My own husband falls into this last category. In the three-plus years since he was laid off from a longtime position in the music industry, he’s gone back to school, held various freelance gigs, and taken great care of our two-year-old daughter. Has our relationship suffered at times as a result of his unemployment? I’ll be honest, yes. This is largely due to the unexpectedness of it—his becoming a stay-at-home parent wasn’t a decision that we sat down and made together; it just happened. And while I always assumed that I’d be responsible for contributing to the joint bank account — or even being the primary breadwinner — I never really thought that I’d be the only earner for this long. It’s a little scary sometimes.

But it’s also an incredible luxury to have my husband at home, especially being a working mother. I know my daughter is being cared for by someone who loves her every bit as much as I do. If a meeting runs long at work, I don’t have to bite my nails watching the clock tick toward five o'clock. And we’re able to spend weekends having fun as a family rather than packing Saturdays and Sundays full of errands and chores. Is our apartment scrubbed to gleaming perfection 24/7? Uh, no, but I can say with full certainty that I would make an even crappier 1950s-style housewife. At least my husband can cook.

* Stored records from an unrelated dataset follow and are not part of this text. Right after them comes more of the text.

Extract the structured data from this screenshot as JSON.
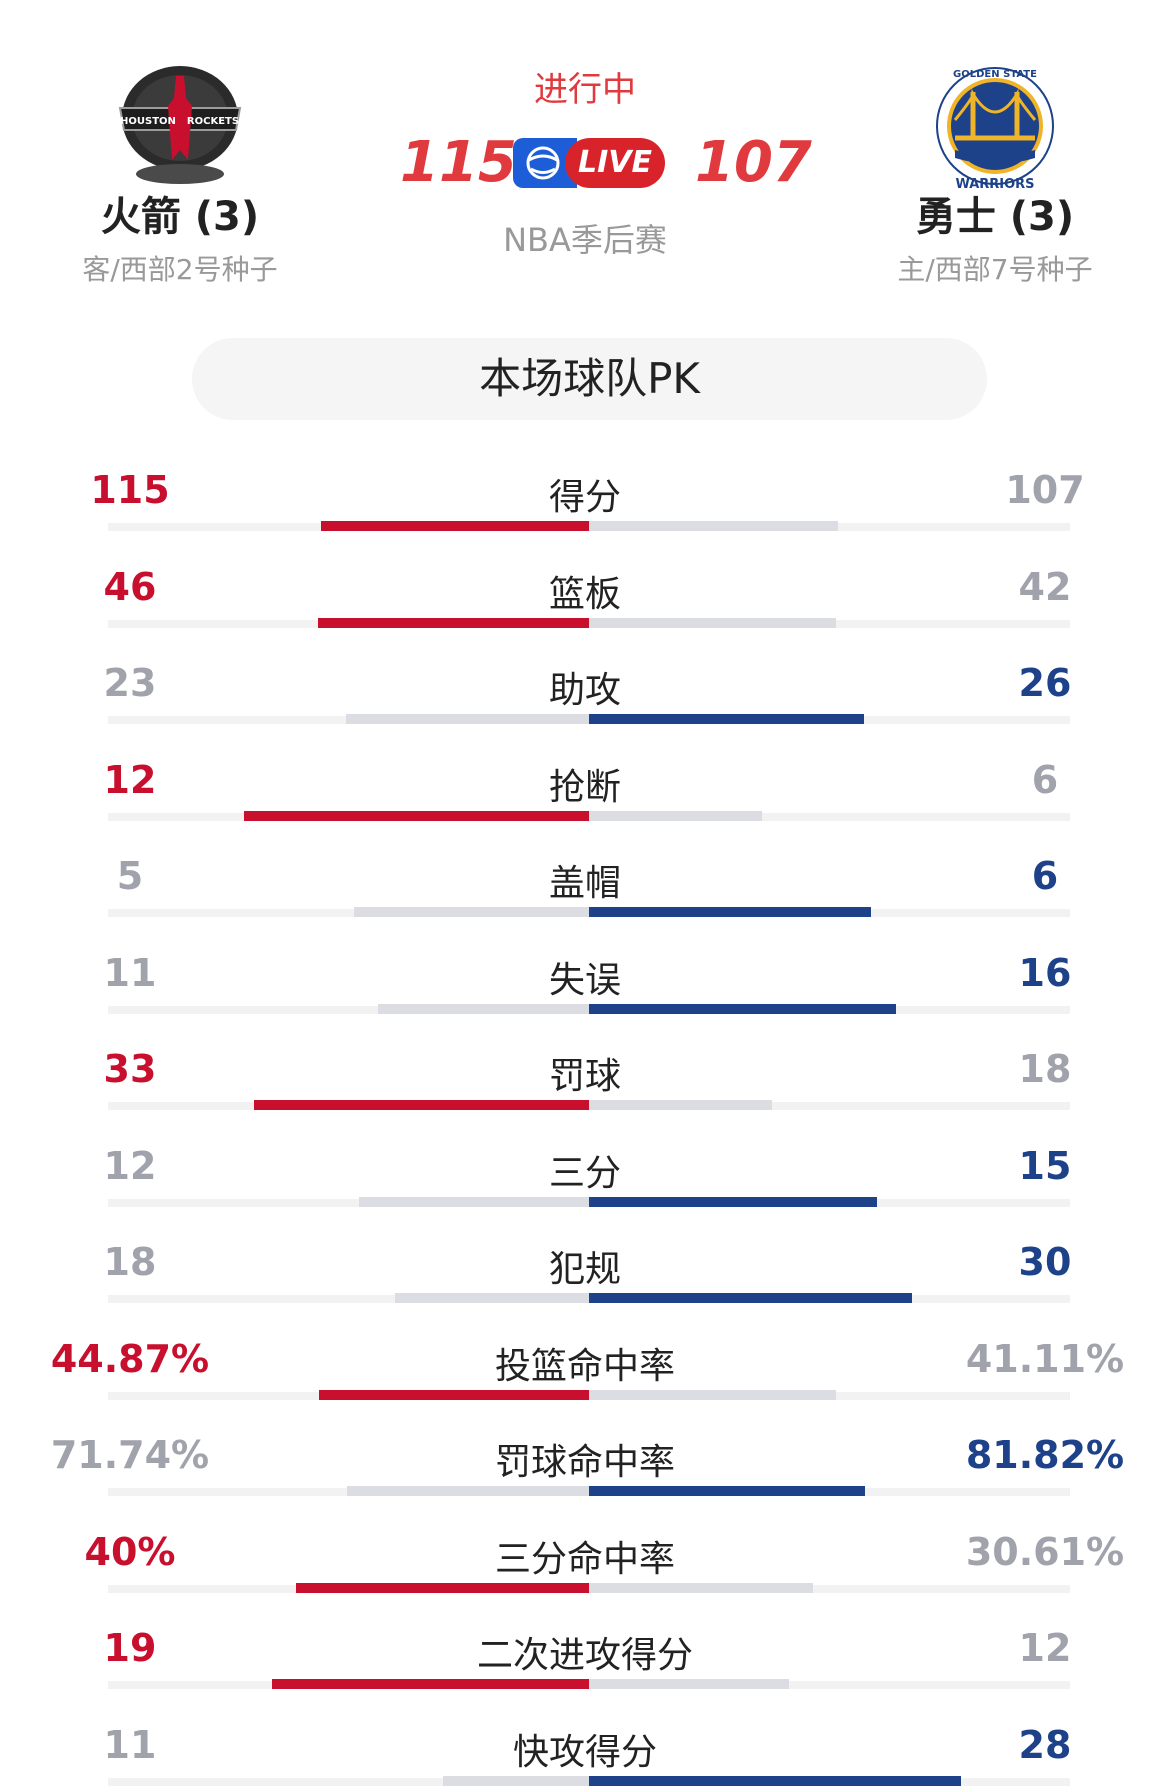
{
  "game": {
    "status": "进行中",
    "league": "NBA季后赛",
    "live_label": "LIVE"
  },
  "away_team": {
    "name": "火箭 (3)",
    "seed": "客/西部2号种子",
    "score": "115",
    "logo_text_left": "HOUSTON",
    "logo_text_right": "ROCKETS",
    "logo_icon": "rockets-logo-icon",
    "color": "#c8102e"
  },
  "home_team": {
    "name": "勇士 (3)",
    "seed": "主/西部7号种子",
    "score": "107",
    "logo_text_top": "GOLDEN STATE",
    "logo_text_bottom": "WARRIORS",
    "logo_icon": "warriors-logo-icon",
    "color": "#1d4289"
  },
  "pk_title": "本场球队PK",
  "stats": [
    {
      "label": "得分",
      "away": "115",
      "home": "107",
      "away_value": 115,
      "home_value": 107,
      "winner": "away"
    },
    {
      "label": "篮板",
      "away": "46",
      "home": "42",
      "away_value": 46,
      "home_value": 42,
      "winner": "away"
    },
    {
      "label": "助攻",
      "away": "23",
      "home": "26",
      "away_value": 23,
      "home_value": 26,
      "winner": "home"
    },
    {
      "label": "抢断",
      "away": "12",
      "home": "6",
      "away_value": 12,
      "home_value": 6,
      "winner": "away"
    },
    {
      "label": "盖帽",
      "away": "5",
      "home": "6",
      "away_value": 5,
      "home_value": 6,
      "winner": "home"
    },
    {
      "label": "失误",
      "away": "11",
      "home": "16",
      "away_value": 11,
      "home_value": 16,
      "winner": "home"
    },
    {
      "label": "罚球",
      "away": "33",
      "home": "18",
      "away_value": 33,
      "home_value": 18,
      "winner": "away"
    },
    {
      "label": "三分",
      "away": "12",
      "home": "15",
      "away_value": 12,
      "home_value": 15,
      "winner": "home"
    },
    {
      "label": "犯规",
      "away": "18",
      "home": "30",
      "away_value": 18,
      "home_value": 30,
      "winner": "home"
    },
    {
      "label": "投篮命中率",
      "away": "44.87%",
      "home": "41.11%",
      "away_value": 44.87,
      "home_value": 41.11,
      "winner": "away"
    },
    {
      "label": "罚球命中率",
      "away": "71.74%",
      "home": "81.82%",
      "away_value": 71.74,
      "home_value": 81.82,
      "winner": "home"
    },
    {
      "label": "三分命中率",
      "away": "40%",
      "home": "30.61%",
      "away_value": 40,
      "home_value": 30.61,
      "winner": "away"
    },
    {
      "label": "二次进攻得分",
      "away": "19",
      "home": "12",
      "away_value": 19,
      "home_value": 12,
      "winner": "away"
    },
    {
      "label": "快攻得分",
      "away": "11",
      "home": "28",
      "away_value": 11,
      "home_value": 28,
      "winner": "home"
    }
  ],
  "colors": {
    "away_accent": "#c8102e",
    "home_accent": "#1d4289",
    "lose_text": "#a0a3ab",
    "lose_bar": "#dcdde2",
    "status_red": "#e03a3e"
  }
}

And as far as his financial contribution goes, full-time child care ain’t cheap. As someone who is most definitely not pulling down a CFO’s salary, I breathe a sigh of relief that we don’t have to pay thousands of dollars for daycare or a nanny each month. In fact, we’ve been talking about having a second child, and ironically having one parent at home would make it easier financially — otherwise our child-care bill would double with the arrival of Child Number 2.

Neither of us wants our family’s single-paycheck status to go on indefinitely, but we’re making the best of it. I love and respect my husband, regardless of how much money he makes, because he earns it by being a supportive partner, a great friend and terrific father. Had the roles been reversed (after all, for all I know, 20 years from now my husband could be bankrolling me) I’d certainly want him to treat me the same way — no matter how many burned-out light bulbs I might forget to change.